Prior couldn't digest this figure, so he didn't try. "Where'd you say they came from?"
"Beetlejuice VII. You know, seventh habitable planet of Betelgeuse, the red giant. Long trip."
"I guess so. Just how far away is it? I thought the stars were several million miles."
"Several hundred quintillion miles," Clucker corrected him. "Give or take a decimal."
"Uh, sure." Prior regretted having made the inquiry.
" 'Bout 650 light years," Plymouth said helpfully. "Be 'un 'ell of a trip if we didn't use the pass."
" 'Ell of a trip," Prior echoed. He still didn't understand what was going on. "I didn't know we had space travel. From star to star, faster than light, I mean."
"I told you. We use the pass. Cuts it way down."
"You told me," Prior agreed. Some things he just wasn't fated to grasp.
"Any more due this week?" Clucker inquired. "Rhose Island Red tomorrow. That's all on the schedule, until the fence comes next week."
"Rhose Island Red, huh? Red's a good fuck. I like her." Until that last word, Prior had not been certain of the sex of Red.
"Yeah," Plymouth agreed. " 'Cept for the way she slips an extra eeg up her front hole."
"Whatsamatter with that? If I had a woman-hole, I'd use it too. Cop the record for sure!"
"Stretches her honeypot all outa shape. Got to wait a good hour 'fore it's tight. Anything I hate, it's a loose woman. 'How's the hunt, cunt?' I asks her, and she says 'Take yer pick, prick.' Then she's too loose for me to get a good lodging.

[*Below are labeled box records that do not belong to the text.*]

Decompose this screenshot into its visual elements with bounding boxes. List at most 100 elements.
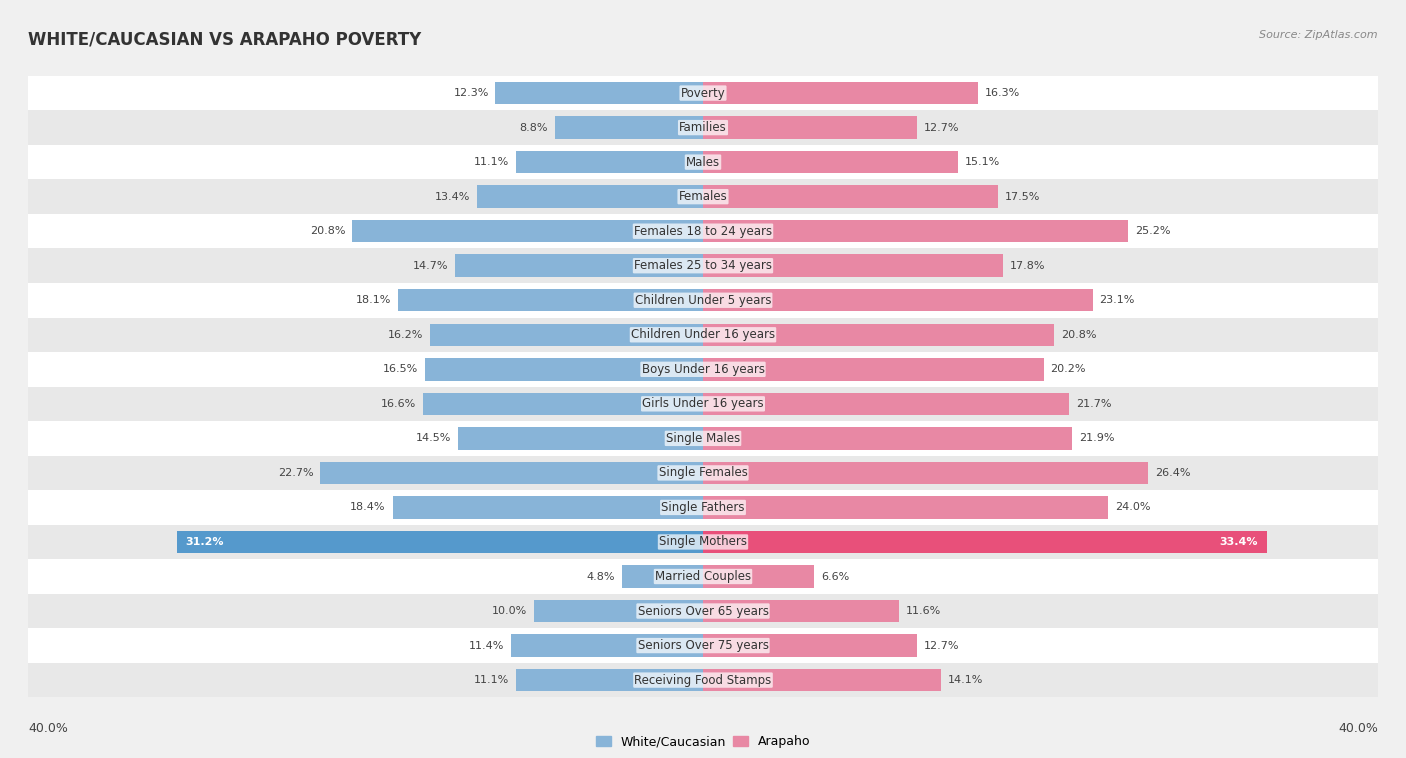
Bar [703,669,941,691]
Bar [516,669,703,691]
Text: 12.7%: 12.7% [924,641,959,650]
Bar [28,180,1378,214]
Text: 18.1%: 18.1% [356,296,391,305]
Text: Females: Females [679,190,727,203]
Text: 20.8%: 20.8% [309,226,346,236]
Bar [554,117,703,139]
Bar [28,352,1378,387]
Bar [398,289,703,312]
Bar [703,324,1054,346]
Bar [430,324,703,346]
Bar [28,559,1378,594]
Text: 21.7%: 21.7% [1076,399,1111,409]
Text: 10.0%: 10.0% [492,606,527,616]
Text: 33.4%: 33.4% [1219,537,1258,547]
Bar [510,634,703,656]
Text: 14.7%: 14.7% [413,261,449,271]
Text: Females 18 to 24 years: Females 18 to 24 years [634,224,772,238]
Bar [703,428,1073,449]
Text: Families: Families [679,121,727,134]
Text: 11.1%: 11.1% [474,675,509,685]
Bar [28,283,1378,318]
Text: Females 25 to 34 years: Females 25 to 34 years [634,259,772,272]
Bar [425,358,703,381]
Bar [703,117,917,139]
Bar [28,111,1378,145]
Text: Children Under 16 years: Children Under 16 years [631,328,775,341]
Bar [28,628,1378,662]
Bar [28,490,1378,525]
Bar [28,594,1378,628]
Text: 18.4%: 18.4% [350,503,385,512]
Bar [703,289,1092,312]
Text: 16.6%: 16.6% [381,399,416,409]
Text: Poverty: Poverty [681,86,725,99]
Text: 21.9%: 21.9% [1080,434,1115,443]
Text: Boys Under 16 years: Boys Under 16 years [641,363,765,376]
Bar [28,387,1378,421]
Text: Single Males: Single Males [666,432,740,445]
Text: 22.7%: 22.7% [277,468,314,478]
Bar [28,76,1378,111]
Bar [458,428,703,449]
Text: Males: Males [686,155,720,168]
Bar [703,531,1267,553]
Text: Seniors Over 65 years: Seniors Over 65 years [637,605,769,618]
Bar [495,82,703,105]
Text: 13.4%: 13.4% [434,192,470,202]
Bar [28,421,1378,456]
Text: 11.4%: 11.4% [468,641,503,650]
Text: 16.3%: 16.3% [984,88,1019,98]
Bar [703,358,1043,381]
Text: Receiving Food Stamps: Receiving Food Stamps [634,674,772,687]
Text: Married Couples: Married Couples [655,570,751,583]
Text: Single Fathers: Single Fathers [661,501,745,514]
Text: Children Under 5 years: Children Under 5 years [634,294,772,307]
Text: Seniors Over 75 years: Seniors Over 75 years [637,639,769,652]
Text: 24.0%: 24.0% [1115,503,1150,512]
Text: 11.1%: 11.1% [474,157,509,167]
Text: 26.4%: 26.4% [1156,468,1191,478]
Text: 8.8%: 8.8% [519,123,548,133]
Bar [321,462,703,484]
Text: Girls Under 16 years: Girls Under 16 years [643,397,763,410]
Bar [703,186,998,208]
Bar [28,249,1378,283]
Text: 40.0%: 40.0% [1339,722,1378,735]
Text: WHITE/CAUCASIAN VS ARAPAHO POVERTY: WHITE/CAUCASIAN VS ARAPAHO POVERTY [28,30,422,49]
Text: 14.1%: 14.1% [948,675,983,685]
Text: 40.0%: 40.0% [28,722,67,735]
Text: 23.1%: 23.1% [1099,296,1135,305]
Bar [703,634,917,656]
Bar [703,82,979,105]
Text: 11.6%: 11.6% [905,606,941,616]
Text: 4.8%: 4.8% [586,572,616,581]
Text: 20.2%: 20.2% [1050,365,1085,374]
Bar [177,531,703,553]
Bar [703,151,957,174]
Text: 15.1%: 15.1% [965,157,1000,167]
Bar [423,393,703,415]
Text: 16.2%: 16.2% [388,330,423,340]
Bar [28,662,1378,697]
Text: 17.5%: 17.5% [1005,192,1040,202]
Bar [703,255,1004,277]
Text: 16.5%: 16.5% [382,365,418,374]
Text: 14.5%: 14.5% [416,434,451,443]
Bar [28,525,1378,559]
Bar [456,255,703,277]
Text: 20.8%: 20.8% [1060,330,1097,340]
Text: Source: ZipAtlas.com: Source: ZipAtlas.com [1260,30,1378,40]
Bar [477,186,703,208]
Legend: White/Caucasian, Arapaho: White/Caucasian, Arapaho [591,730,815,753]
Text: 12.7%: 12.7% [924,123,959,133]
Text: Single Females: Single Females [658,466,748,479]
Bar [703,565,814,587]
Bar [392,496,703,518]
Bar [621,565,703,587]
Text: 25.2%: 25.2% [1135,226,1170,236]
Bar [703,600,898,622]
Bar [28,456,1378,490]
Bar [516,151,703,174]
Bar [703,496,1108,518]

And even after a day or so, she still ain't exactly in Oubie's league."
Prior perked up. "You Eggers have intercourse with Oubliette?"
"Huh?" Two blank stares.
"You know. Cohabitation."
Plymouth squinted at him suspiciously. "You a Communist?"
"Sex!" Prior yelled. "Did you ever screw her?"
"Whyinhell didn't you say so! Sure we fucked her. Never got to the bottom of that well, though; deepest dame you ever fingered."
"Course usually she's too busy," Clucker admitted. "So we leave her be unless she comes out here. Which she does, every month or so. Great gal!"
"Sometimes she hardly gets by the statues," Plymouth said, inspecting the last two eegs. "All tuckered and fuckered out, can't screw mor'n three-four times before she nods off, and once or twice after that."
"She spends time looking at the statues?" Did she find them as dismayingly fascinating as he had?
"Yeah, and they look at her!" Both men laughed crudely. Prior didn't get the point of the joke, so he ignored it.
"Hey, Cluck!" Plymouth called suddenly. "Listen here."
"What's the word, turd?"
"I think it's bad luck, fuck."
Cluck joined him at the incubator-nests. "Great flying shit and little blivets on the halfshell!" he cried. "One of 'em's pippin'!"
"That's night hatching!"
Clucker listened more carefully. "Not yet. The pips are still pretty far apart. Might be two days 'fore the shell breaks."
"But the fence ain't comin' for five days!"
"Thirteen seventy-five down the shittin' tube!" Clucker moaned. "We sure can't fence it."
They paced the floor gloomily. "That damned ET!" Clucker exclaimed. "Looked me up the nose with all three eyeballs and swore on his kingfeather those eegs were fresh! I'll piss a river down his windpipe!"
"That ET don't have a windpipe," Plymouth reminded him.
"He'll have a couple when I get through with him! It ain't just the cash. What if it'd hatched up my ass?"
"It's stuff like that, makes me think 'bout retirin' early."
"Early hatch—that's retirin' the hard way!"